[READ: December 22, 2022] “Family Weekend”
This year, S. ordered me The Short Story Advent Calendar. This is my fifth time reading the Calendar. I didn’t know about the first one until it was long out of print (sigh), but each year since has been very enjoyable. Here’s what they say this year
Like we always do at this time: the Short Story Advent Calendar is back for 2022. We had such a great time last year working with our first-ever guest editor, the one and only Alberto Manguel. This year, however, we’re bringing things back to basics. No overarching theme or format, just 25 top-class short stories, selected in-house, by some of the best writers in North America and beyond. It’s December 22. Lori Hahnel, author of Vermin, has practiced her scales enough for one day.
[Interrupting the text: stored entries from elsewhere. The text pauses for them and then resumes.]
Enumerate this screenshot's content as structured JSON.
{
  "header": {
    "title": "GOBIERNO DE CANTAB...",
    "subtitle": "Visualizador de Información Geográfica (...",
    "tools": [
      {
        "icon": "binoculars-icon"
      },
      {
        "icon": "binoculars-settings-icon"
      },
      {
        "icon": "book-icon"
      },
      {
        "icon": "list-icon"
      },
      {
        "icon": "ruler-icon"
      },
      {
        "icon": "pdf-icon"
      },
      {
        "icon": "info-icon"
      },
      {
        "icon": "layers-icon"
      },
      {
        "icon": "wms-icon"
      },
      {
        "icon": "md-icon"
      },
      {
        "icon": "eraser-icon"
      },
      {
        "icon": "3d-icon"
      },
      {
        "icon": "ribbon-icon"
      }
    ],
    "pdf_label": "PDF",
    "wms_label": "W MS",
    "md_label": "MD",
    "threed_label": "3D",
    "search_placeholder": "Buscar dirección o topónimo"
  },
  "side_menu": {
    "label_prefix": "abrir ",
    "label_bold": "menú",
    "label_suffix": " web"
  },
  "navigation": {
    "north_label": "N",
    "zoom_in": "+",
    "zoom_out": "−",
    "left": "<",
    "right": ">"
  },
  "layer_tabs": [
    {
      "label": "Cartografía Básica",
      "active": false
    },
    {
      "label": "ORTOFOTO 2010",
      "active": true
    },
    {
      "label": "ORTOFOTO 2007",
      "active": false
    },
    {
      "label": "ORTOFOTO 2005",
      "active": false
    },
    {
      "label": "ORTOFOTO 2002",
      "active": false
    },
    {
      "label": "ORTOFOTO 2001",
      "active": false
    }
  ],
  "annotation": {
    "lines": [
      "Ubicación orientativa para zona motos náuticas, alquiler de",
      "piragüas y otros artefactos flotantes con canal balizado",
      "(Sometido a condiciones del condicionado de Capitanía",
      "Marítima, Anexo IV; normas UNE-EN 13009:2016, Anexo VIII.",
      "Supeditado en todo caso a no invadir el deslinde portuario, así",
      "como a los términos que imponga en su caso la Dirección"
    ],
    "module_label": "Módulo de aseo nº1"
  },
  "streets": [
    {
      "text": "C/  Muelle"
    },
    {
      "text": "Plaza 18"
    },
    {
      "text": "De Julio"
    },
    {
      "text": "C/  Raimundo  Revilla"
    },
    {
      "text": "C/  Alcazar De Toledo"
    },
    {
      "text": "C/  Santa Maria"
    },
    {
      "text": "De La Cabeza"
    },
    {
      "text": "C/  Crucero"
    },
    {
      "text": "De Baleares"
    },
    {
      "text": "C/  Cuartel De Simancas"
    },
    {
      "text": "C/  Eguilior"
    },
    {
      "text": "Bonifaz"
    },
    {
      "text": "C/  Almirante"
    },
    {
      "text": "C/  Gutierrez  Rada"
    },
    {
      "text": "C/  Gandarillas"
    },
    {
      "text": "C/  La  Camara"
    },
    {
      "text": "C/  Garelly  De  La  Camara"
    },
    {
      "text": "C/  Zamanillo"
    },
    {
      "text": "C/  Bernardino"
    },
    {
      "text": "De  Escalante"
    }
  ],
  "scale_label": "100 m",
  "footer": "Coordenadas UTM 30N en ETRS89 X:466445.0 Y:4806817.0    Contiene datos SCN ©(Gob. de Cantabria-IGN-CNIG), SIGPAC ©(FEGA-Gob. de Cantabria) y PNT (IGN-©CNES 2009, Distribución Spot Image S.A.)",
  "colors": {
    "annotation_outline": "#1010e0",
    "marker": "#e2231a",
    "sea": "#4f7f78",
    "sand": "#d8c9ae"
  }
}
This story was utterly relatable.
A woman has moved from her home town to New York City and now her daughter is going to college in her home town. So when she visited her daughter for Family Weekend, she stays in her old house. Her mother has passed away, so she is staying with her father.
Her father wears jeans now. This is new. He has a new phone–his first smartphone–and he doesn’t like it. He deletes texts, doesn’t see the point of the threads.
You borrow your father’s car to drive to campus, but your daughter is in class. So you run an errand and miss everything.
You father is cleaning and getting rid of things he doesn’t need. You should be grateful that he is doing such a good job taking care of his affairs. Meanwhile your daughter is buying more and more things for her dorm–you should be grateful she is trying to nest in a new place. But is this just some kind of conservation of capitalism?
I loved this little paragraph:
Your father doesn’t like it when you tell him he has already told you something.
Your daughter doesn’t like it when you forget she has already told you something.
Mostly, you let your father repeat himself,
Mostly, you remember everything your daughter tells you.
Your mother would have hated this story–where’s the fiction. But she would agree–there’s a shard of ice in every writer’s heart.
I enjoyed this story very much and I was intrigued to read this in her interview:
JFK: Of all my stories, there are two that are more autobiographical than the others: “How to Become a Publicist” in my first collection, Bending Heaven, and this one. When I had the idea for “Family Weekend,” I knew right away it could be a kind of companion story to “Publicist.” In the first, the narrator is leaving home and settling in New York City after college for work. In the second, the narrator is going back home for a Parents’ Weekend visit with her daughter, who is in college. I say the stories are autobiographical, but it would be more accurate to say that I hold a funhouse mirror up to my life, look at the shapes it makes, and try to do something with them.
Guess I’ll have to look for that story too.